Papers may deal with economic theories and principles linked to a particular religious tradition, with the extent to which these theories may contribute to economic development in a particular context or in a global perspective, and/or with the ways in which one religion has or may learn from the social theories and economic principles of other religious traditions.
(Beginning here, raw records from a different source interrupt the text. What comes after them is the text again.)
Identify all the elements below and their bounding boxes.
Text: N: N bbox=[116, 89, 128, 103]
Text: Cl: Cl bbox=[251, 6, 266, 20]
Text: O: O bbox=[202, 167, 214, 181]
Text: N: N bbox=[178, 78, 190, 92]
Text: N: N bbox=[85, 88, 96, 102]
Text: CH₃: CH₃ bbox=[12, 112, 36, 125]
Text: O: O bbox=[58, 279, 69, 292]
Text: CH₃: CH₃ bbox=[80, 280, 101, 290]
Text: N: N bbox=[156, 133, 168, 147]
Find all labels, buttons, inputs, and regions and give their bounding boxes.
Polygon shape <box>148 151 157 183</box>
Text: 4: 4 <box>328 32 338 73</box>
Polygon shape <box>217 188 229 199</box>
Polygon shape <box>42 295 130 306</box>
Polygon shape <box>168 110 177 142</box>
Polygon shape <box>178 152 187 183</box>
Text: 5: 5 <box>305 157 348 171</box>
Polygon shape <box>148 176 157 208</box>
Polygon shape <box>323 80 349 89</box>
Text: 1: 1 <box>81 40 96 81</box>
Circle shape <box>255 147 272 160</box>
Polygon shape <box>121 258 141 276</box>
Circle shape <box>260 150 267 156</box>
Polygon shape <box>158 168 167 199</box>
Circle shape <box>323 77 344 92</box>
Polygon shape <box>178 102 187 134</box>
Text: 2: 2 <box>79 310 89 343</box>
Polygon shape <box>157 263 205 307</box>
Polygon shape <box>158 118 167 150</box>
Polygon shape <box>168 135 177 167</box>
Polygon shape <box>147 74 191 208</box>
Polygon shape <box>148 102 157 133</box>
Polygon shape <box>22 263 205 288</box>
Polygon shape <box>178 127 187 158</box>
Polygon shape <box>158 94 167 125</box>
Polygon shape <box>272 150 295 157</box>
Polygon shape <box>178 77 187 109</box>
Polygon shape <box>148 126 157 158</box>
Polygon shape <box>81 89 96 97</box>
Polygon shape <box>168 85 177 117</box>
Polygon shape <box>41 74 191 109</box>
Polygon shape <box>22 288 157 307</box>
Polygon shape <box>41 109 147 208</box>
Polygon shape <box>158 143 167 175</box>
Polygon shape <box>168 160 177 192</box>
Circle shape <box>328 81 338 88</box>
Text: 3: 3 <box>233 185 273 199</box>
Some may focus on historical examples of the way in which interreligious dialogue has led to socio-economic development, while others may advance more theoretical and hypothetical proposals of how religions may work together to improve economic relationships in different parts of the world, or to offer alternatives to prevailing conceptions of economic development.



Plenary address

Thursday, October 7

"Profits and Prophets: Economic Development and Interreligious Dialogue"

Paul Knitter (Union Theological Seminary)

5 p.m.

Heights Room, Boston College

Respondents:

Jenny Aker (Tufts University)

Joe Kaboski (Ohio State University)


Symposium

(By invitation only)

Connors Conference Center, Dover, Mass.

Friday, October 8

8:30-9:30 a.m.: Eliott Dorff (Baylor University)

9:30-10:30 a.m.: Walid El-Ansary (University of South Carolina)

11:00-12:00 a.m.: Caner Dagli (College of the Holy Cross)

Lunch

2:00-3:00 p.m.: Katherine Marshall (Georgetown University)

3:00-4:00 p.m.: Laurenti Magesa (Hekima University, Kenya)

4:30-5:30 p.m.: James Buchanan (Bruggeman Center for Interreligious Dialogue, Cincinnati)

Saturday, October 9

8:30-9:30 a.m.: Donald Swearer (Harvard Center for the Study of World Religions)

9:30-10:30 a.m.: Christopher Ives (Stonehill College)

11:00-12:00 a.m.: David Loy (Xavier University)

Lunch

1:00-2:00 p.m.: Ishanaa Rambachan (Oxford University)

2:00-3:00 p.m.: Siddhartha (Fireflies Ashram, Bangalore)

Organizing committee

Catherine Cornille, John Makransky, James Morris, Ruth Langer, Peter Ireland.